Passei a mão pelo cabelo e fui atrás da minha mulher. A abracei por trás, colando suas costas em meu peito, e sussurrei em seu ouvido:
— Desculpa por ter gritado. — Dei um beijo em sua orelha. Bree não respondeu, só encostou a cabeça em meu ombro. — Não quero a Giovanna entre nós, nem em pensamento. Então só acredita em mim quando digo, não tem como ser meu. — apertei ela ainda mais em mim.
— Olha pra mim Bree. — ordenei, e ela obedeceu. Eu não desviei o olhar do dela nem por um segundo enquanto metia fundo nela. Mas quando percebi que ela estava quase lá, saí de dentro dela. Bree choramingou novamente, buscando por mim.
Eu a virei de quatro na cama, me encaixando perfeitamente por trás. A segurei firme pelos cabelos, apenas com a firmeza necessária para que ela sentisse o comando, e voltei a estocá-la com força.
— Agora geme gostoso, amor — ordenei, a liberando do silêncio.
Bree me obedeceu. Meus puxões no cabelo e as estocadas profundas foram o suficiente para que seus gritos tomassem conta do quarto. Ela se entregou por inteiro, e quando o orgasmo dela veio, eu me permiti ir junto, me derramando dentro dela em uma explosão que limpou qualquer rastro de raiva que a ligação da Giovanna tivesse deixado.
Desabamos na cama, exaustos e suados. Ficamos ali por alguns minutos, em um carinho silencioso, antes de irmos para o chuveiro. Tomamos um banho rápido, apenas para tirar o cansaço do corpo, e voltamos para os lençóis para finalmente nos entregarmos ao sono.

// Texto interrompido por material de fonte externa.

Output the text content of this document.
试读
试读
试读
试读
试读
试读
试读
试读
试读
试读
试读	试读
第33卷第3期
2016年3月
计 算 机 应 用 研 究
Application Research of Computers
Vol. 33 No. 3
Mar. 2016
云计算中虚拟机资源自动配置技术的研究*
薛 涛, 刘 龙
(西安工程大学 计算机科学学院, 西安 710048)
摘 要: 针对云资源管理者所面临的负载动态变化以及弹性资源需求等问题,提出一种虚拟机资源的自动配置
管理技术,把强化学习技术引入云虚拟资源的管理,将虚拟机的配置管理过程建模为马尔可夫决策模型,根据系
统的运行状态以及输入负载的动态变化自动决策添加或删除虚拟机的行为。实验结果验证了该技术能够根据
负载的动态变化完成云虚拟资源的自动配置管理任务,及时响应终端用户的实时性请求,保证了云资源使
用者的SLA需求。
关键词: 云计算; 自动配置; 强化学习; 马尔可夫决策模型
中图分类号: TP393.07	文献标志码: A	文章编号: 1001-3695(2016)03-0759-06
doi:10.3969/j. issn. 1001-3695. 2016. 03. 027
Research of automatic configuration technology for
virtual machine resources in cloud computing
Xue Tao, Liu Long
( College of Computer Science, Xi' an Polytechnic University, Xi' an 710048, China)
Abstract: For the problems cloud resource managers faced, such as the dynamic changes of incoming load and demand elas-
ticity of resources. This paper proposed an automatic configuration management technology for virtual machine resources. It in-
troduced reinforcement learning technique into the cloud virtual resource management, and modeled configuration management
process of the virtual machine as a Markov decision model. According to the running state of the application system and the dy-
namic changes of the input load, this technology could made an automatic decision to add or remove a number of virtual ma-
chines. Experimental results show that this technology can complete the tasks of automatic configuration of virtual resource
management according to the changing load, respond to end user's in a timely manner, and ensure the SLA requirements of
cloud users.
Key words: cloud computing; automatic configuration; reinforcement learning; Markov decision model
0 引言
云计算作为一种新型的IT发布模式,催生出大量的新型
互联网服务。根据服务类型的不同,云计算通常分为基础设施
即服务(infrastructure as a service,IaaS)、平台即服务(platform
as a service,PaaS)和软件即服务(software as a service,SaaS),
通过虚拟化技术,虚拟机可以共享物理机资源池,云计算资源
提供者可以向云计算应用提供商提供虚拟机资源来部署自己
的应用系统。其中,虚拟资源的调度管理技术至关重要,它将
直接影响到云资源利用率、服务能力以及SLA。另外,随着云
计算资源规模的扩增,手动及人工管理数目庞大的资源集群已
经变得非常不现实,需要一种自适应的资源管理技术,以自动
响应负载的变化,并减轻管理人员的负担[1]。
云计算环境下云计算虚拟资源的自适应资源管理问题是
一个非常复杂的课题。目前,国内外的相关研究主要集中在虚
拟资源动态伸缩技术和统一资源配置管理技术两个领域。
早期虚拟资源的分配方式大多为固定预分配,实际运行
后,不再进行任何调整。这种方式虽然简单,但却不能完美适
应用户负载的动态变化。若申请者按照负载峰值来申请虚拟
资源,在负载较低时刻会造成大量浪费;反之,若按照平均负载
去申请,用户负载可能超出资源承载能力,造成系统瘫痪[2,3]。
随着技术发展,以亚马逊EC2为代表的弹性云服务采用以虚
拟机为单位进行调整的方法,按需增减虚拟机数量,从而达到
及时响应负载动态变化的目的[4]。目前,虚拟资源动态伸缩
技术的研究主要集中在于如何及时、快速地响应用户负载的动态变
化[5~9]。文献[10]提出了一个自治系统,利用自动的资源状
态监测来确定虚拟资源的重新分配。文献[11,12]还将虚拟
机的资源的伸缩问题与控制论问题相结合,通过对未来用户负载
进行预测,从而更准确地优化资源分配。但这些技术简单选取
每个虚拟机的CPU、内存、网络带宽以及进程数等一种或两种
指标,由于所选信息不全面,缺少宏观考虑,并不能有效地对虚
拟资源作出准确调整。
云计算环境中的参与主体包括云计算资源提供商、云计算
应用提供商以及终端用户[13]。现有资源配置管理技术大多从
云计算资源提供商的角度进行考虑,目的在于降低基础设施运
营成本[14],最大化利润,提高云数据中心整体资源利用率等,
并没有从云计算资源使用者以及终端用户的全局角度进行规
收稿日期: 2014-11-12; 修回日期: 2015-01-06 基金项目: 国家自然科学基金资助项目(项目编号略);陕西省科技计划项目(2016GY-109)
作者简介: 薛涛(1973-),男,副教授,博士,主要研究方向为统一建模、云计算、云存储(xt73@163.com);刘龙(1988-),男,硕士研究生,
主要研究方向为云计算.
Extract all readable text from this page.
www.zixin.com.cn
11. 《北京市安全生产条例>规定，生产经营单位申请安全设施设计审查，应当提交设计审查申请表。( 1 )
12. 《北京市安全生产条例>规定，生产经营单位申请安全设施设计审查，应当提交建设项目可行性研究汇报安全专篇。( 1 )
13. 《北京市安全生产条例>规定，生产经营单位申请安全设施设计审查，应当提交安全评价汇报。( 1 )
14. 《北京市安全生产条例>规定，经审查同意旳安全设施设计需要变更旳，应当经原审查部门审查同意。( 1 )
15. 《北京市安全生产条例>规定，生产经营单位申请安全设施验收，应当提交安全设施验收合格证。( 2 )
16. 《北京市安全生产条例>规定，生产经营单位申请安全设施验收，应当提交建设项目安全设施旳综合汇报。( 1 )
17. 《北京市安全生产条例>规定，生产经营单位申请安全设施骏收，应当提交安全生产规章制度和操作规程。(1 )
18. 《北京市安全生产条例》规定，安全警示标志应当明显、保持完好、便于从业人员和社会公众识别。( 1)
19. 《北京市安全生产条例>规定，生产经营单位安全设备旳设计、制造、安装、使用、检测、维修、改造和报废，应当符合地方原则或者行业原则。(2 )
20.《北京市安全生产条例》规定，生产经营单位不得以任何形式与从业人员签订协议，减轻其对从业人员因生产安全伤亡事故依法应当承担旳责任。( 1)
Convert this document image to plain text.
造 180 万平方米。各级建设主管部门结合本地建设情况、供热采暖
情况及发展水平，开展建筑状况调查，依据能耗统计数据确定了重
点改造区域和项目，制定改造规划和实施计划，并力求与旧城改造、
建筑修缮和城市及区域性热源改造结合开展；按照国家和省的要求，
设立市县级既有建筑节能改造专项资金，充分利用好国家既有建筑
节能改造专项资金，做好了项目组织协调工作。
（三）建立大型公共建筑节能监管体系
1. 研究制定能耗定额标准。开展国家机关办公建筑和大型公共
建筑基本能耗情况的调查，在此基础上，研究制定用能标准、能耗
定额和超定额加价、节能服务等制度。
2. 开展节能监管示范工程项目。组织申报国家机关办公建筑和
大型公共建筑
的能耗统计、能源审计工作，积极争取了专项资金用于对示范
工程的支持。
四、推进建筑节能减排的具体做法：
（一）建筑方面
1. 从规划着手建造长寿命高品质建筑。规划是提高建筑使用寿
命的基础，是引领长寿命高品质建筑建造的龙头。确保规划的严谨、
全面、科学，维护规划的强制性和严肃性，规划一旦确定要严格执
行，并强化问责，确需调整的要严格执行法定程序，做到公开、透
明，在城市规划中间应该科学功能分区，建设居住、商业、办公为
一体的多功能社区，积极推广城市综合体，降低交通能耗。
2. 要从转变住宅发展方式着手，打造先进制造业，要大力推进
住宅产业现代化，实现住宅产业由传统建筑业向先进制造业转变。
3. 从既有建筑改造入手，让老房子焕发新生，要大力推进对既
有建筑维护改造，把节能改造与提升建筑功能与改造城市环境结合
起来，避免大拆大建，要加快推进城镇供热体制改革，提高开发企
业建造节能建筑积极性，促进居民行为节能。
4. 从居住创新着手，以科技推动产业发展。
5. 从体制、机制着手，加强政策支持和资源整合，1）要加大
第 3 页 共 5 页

Bree já estava dormindo profundamente, com os braços em minha cintura, quando meu celular vibrou no criado-mudo. Uma mensagem de texto brilhou na tela:
“O filho é seu, e vou provar.”
Encarei a tela por alguns segundos. Senti uma repulsa ao ler aquilo. Sem hesitar, apaguei a mensagem e bloqueei o número da Giovanna permanentemente. Joguei o aparelho de volta no criado, como se ele estivesse sujo.
Olhei para a Aubrey. Ela parecia tão em paz. A puxei com cuidado para o meu peito. Mesmo sonolenta, ela murmurou:
— Te amo…
Sorri, sentindo o peso do mundo diminuir. Eu adorava ouvir aquilo dela.
— Também te amo, querida — respondi, beijando o topo de sua cabeça.
Fiquei olhando para o teto, ouvindo a respiração compassada dela contra o meu peito. A Giovanna podia provar o que quisesse, podia ter o DNA que fosse. Nada mudaria o fato de que meu passado não tinha mais lugar no meu presente.
— Mesmo que você me prove, Giovanna, isso não muda nada — murmurei para o silêncio do quarto. — Eu posso ser o pai do seu filho, mas o homem… — olhei para a Aubrey e completei em um sussurro: — Eu sou dela.